Minder: Oft wird der Einsatz von Totalherbiziden erwähnt. Für mich persönlich ist dieses Argument jedoch nicht matchentscheidend: Sinnvoll und gezielt eingesetzt kann es andere Herbizide ersetzen. Ausserdem überwiegen die Vorteile gegenüber einem bearbeiteten System.
Welche zusätzlichen Kosten und welcher Arbeitsaufwand fallen bei den Verfahren an?
Jöhr: Kosten fallen an für zusätzliches Equipment wie etwa die Kompostteemaschine. Allenfalls muss in die Mechanisierung investiert werden und in Hilfsstoffe, wobei dank diesen mit der Zeit andere Hilfsstoffe wie Pflanzenschutzmittel reduziert werden können. Es ist mit zusätzlichem Arbeitsaufwand zu rechnen, um beispielsweise Komposttee zu brauen oder für die Beobachtung der Entwicklung von Kulturen und Böden.
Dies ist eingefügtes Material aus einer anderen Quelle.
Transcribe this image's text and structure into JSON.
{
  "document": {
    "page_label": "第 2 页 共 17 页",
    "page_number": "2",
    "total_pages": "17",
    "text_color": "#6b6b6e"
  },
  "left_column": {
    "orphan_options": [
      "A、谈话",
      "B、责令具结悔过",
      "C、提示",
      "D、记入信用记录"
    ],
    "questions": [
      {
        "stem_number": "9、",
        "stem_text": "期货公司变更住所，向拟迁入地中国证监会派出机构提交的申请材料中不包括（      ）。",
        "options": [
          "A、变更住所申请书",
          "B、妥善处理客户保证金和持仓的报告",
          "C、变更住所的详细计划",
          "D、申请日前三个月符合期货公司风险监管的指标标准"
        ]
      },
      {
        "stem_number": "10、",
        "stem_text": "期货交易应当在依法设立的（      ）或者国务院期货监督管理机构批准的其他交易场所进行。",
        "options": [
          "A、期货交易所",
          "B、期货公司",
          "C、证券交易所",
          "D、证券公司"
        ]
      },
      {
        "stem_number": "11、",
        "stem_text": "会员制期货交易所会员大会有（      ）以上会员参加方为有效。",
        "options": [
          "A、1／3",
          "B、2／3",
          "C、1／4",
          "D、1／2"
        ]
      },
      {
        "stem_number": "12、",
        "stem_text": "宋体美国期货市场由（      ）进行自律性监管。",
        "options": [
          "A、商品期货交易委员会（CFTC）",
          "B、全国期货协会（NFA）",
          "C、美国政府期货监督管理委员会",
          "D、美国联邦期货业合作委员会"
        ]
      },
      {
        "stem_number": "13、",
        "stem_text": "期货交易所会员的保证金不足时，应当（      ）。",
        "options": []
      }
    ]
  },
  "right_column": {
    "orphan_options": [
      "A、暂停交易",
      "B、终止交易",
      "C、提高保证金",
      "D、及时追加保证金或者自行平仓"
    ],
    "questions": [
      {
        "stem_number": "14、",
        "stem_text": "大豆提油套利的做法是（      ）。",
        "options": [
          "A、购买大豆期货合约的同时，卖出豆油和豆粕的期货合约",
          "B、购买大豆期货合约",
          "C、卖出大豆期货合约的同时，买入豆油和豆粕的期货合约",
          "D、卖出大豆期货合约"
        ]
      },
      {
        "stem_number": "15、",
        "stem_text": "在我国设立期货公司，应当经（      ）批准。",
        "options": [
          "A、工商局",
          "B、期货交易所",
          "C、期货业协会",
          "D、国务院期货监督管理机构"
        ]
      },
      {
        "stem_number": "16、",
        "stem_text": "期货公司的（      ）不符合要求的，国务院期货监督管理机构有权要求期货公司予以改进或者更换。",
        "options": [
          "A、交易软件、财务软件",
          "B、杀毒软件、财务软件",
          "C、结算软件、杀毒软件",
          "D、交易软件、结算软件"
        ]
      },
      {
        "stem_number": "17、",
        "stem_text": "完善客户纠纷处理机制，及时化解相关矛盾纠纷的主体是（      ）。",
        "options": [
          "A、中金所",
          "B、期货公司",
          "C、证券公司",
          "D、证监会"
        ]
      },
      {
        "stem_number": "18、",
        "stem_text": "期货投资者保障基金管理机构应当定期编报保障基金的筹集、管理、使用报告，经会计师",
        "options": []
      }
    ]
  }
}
Minder: Der Arbeitsaufwand nimmt grundsätzlich ab. Aber es braucht mehr Zeit für die Beobachtung. Es braucht mehr Zeit und «Brainpower», weil ich mich mehr mit der Thematik und dem System auseinandersetzen muss. Die Gründüngung ist meine Bodenbearbeitung vor der nächsten Kultur. Das bedeutet, ich muss vorausschauen, über die ganze Fruchtfolge hinweg.
Die beiden Organisationen
Regenerativ Schweiz ist eine Lernplattform. Online sowie in Kursen vermittelt sie Wissen rund um regenerative Landwirtschaft. Simon Jöhr ist als Berater und Kursleiter tätig.
Swiss No-Till ist die Schweizerische Gesellschaft für bodenschonende Landwirtschaft. Swiss No-Till setzt auf die konservierende Landwirtschaft. Reto Minder ist Landwirt und Präsident von Swiss No-Till.